Hay otro revelador gesto circular en El apóstata, más relevante que el giro de unos discos de vinilo o el envío periódico de cartas (¡escritas a mano!). Me refiero a un vertiginoso plano en el que Gonzalo y el obispo al que da vida Juan Calot orbitan alrededor de la cámara de Veiroj sopesando las razones para apostatar del obstinado protagonista. Un ejercicio de dialéctica racional y de bamboleo estético que termina con el obispo señalando hacia una ventanilla en la que dará comienzo el vía crucis burocrático y kafkiano de Gonzalo, que descubrirá en las dificultades para borrar su nombre de los archivos de la Iglesia una prueba más del espíritu autoritario y hermético de dicha institución.
Círculos y más círculos, como los que llevan a Gonzalo una y otra vez hasta la cama de su prima Pilar (Marta Larralde), el objeto de deseo prohibido que termina revelándose como eje central de la odisea insurrecta del protagonista. Y luego también espirales, las que la película va construyendo, progresivamente, de los márgenes de la realidad hasta el corazón de la fantasía y la ensoñación, aunque cabe decir que el buñueliano primer plano de la mano de Gonzalo, con pipas en lugar de hormigas, rima cristalinamente con otra imagen que puntúa la sublevación final del protagonista: el resplandor entre mágico y ridículo de un par de monjas vestidas de blanco cegador.
Todos estos patrones geométricos que delinean la narración y la forma de El apóstata se desmarcan de la tendencia hacia el minimalismo y la claridad de los anteriores trabajos de Veiroj. Aunque La vida útil ya contenía algunos espejismos entre la realidad mundana y la fantasía cinéfila, la película nunca resultaba laberíntica, como sí ocurre en ocasiones con El apóstata. Uno llega a echar de menos la escritura elíptica y la economía formal de la obra previa de Veiroj. Escrita a ocho manos entre el director, Ogalla, Gonzalo Delgado y Nicolás Saad, El apóstata se asoma peligrosamente al subrayado –como cuando la madre le espeta “eres un egoísta” a Gonzalo– y al exceso simbólico –las uvas del jardín celestial/infernal soñado por Gonzalo, la incontinencia nocturna del protagonista–, cortocircuitando el misterio potencial del relato.

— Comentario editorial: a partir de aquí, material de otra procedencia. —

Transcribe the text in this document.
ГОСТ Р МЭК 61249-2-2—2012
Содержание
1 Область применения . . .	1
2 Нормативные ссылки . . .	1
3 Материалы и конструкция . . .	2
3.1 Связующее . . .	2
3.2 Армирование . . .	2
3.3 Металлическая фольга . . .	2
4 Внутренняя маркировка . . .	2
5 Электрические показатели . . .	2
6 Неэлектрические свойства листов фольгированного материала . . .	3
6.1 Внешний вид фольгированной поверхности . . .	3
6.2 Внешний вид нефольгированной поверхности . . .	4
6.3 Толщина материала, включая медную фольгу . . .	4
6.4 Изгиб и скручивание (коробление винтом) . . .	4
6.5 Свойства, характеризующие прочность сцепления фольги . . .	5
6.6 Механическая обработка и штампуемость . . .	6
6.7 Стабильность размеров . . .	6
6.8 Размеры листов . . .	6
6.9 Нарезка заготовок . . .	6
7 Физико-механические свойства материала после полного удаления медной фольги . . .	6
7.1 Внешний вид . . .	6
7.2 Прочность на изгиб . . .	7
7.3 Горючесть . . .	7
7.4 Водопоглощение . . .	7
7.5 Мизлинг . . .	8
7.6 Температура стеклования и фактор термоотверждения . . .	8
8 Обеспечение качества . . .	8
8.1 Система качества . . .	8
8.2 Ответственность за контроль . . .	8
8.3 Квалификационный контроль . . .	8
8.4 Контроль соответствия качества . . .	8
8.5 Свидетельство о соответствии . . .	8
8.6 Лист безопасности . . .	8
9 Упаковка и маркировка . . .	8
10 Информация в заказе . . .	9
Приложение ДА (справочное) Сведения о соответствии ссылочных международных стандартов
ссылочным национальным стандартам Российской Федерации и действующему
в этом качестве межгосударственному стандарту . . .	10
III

Sin embargo, El apóstata termina resultando un triunfo cinematográfico debido justamente a su naturaleza inquieta e incontinente. La película ensaya locuras freudianas: unos viajes físicos a la infancia que tocan el cielo con el rostro cantarín de la prima Pilar adornado por su voz de niña. El experimento tiene un cierto acento bergmaniano. Y, luego, en la recta final, ya embrujada por un cierto surrealismo, la película adopta un tono rabioso y operístico que hace pensar en la exaltación que a veces se apodera de las imágenes del italiano Marco Bellocchio, eterno azote de la hipocresía eclesiástica. Veiroj prueba, a veces se equivoca, a veces acierta, pero nunca se aleja de su protagonista. Se debe a él. Está con él y le dedica uno de sus característicos grandes finales, donde confluyen ritual y sublevación, responsabilidad y gamberrismo, aprendizaje e inocencia, ingredientes mágicos de esta energizante pócima libertaria.